O Ministério da Saúde informou que não foi notificado pelo município de Agudos. “Após a informação da prefeitura, os médicos serão notificados pelo Ministério da Saúde e terão 48 horas para retornar às atividades. Caso não retornem às atividades ou justifiquem a ausência, eles serão desligados do programa por meio de publicação no Diário Oficial da União, segundo prevê a legislação do Mais Médicos”, explica.
Asilo?
O JC não conseguiu confirmar a informação de que os médicos teriam ido até os Estados Unidos, supostamente em busca de asilo.
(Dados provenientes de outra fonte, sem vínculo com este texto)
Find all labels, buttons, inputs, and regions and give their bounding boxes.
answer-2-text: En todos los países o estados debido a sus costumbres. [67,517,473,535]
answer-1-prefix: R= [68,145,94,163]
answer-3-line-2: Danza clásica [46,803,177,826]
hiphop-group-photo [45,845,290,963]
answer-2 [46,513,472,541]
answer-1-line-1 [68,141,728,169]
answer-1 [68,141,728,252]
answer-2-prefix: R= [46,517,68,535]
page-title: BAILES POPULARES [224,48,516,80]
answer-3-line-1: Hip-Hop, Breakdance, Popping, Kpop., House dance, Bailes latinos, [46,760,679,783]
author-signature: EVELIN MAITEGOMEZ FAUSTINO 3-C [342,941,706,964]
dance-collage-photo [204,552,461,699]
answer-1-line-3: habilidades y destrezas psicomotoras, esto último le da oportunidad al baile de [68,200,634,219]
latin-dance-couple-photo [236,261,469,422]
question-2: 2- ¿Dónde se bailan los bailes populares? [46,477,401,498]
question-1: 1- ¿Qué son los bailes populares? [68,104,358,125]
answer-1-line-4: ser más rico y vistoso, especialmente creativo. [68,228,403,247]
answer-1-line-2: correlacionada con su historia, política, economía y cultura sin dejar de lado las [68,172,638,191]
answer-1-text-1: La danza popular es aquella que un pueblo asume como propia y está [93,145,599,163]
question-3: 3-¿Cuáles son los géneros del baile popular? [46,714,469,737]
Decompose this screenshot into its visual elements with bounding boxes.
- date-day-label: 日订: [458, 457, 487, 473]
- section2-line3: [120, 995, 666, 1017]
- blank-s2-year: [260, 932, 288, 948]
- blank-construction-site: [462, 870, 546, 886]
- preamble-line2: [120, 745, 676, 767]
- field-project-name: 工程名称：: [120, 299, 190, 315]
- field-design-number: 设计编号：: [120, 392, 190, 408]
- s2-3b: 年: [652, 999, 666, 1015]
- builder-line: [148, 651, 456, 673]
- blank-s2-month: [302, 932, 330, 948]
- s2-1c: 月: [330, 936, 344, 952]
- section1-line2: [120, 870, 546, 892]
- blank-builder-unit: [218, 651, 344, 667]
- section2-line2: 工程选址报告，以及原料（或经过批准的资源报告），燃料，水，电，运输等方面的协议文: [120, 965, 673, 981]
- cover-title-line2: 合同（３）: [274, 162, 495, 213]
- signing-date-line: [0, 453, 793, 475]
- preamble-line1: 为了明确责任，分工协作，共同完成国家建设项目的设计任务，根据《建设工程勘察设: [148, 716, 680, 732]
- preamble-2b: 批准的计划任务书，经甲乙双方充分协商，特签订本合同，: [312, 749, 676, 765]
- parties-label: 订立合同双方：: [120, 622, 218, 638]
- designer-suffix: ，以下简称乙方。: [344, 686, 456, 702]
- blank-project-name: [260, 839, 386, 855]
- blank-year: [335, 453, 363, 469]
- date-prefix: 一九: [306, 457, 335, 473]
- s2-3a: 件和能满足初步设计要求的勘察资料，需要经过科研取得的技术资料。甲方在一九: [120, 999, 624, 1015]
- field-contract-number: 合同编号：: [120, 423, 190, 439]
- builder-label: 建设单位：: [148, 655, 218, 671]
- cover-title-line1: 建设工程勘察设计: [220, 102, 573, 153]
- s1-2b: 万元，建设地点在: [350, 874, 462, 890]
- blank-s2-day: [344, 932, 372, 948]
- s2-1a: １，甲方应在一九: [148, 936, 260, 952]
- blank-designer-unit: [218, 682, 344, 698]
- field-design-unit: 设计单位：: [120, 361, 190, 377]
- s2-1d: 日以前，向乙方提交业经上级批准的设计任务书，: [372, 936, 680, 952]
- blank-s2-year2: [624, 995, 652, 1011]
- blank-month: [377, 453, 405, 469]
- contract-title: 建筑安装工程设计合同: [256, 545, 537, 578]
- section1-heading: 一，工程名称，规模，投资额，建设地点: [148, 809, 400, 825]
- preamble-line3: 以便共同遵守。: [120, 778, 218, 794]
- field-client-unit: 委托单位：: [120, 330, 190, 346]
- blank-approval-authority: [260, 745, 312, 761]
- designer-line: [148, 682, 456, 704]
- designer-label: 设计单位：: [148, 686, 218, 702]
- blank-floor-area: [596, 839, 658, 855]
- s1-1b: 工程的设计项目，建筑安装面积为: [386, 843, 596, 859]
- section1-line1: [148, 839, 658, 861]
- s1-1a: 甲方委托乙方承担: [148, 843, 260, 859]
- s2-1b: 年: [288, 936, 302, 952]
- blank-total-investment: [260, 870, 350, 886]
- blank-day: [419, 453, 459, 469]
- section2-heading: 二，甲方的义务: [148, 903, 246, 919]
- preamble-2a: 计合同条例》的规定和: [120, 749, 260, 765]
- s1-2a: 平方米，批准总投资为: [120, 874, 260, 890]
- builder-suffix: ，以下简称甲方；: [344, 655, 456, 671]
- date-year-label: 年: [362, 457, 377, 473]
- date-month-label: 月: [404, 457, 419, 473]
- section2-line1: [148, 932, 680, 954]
Consulado Geral dos EUA em São Paulo foi acionado por telefone e e-mail, mas, até fechamento desta edição, não deu retorno.
'Auxílio filho'
No início do ano, a prefeitura editou lei criando auxílio financeiro mensal de R$ 550,00 por filho para cada um dos sete médicos cubanos do Mais Médicos. O casal “desaparecido”, segundo Everton Octaviani, tem uma filha de 12 anos e foi um dos beneficiados. “Pelo tratado de Brasil com Cuba, eles não poderiam trazer familiares. Gerou mal-estar e a gente teve que remodelar essa situação”.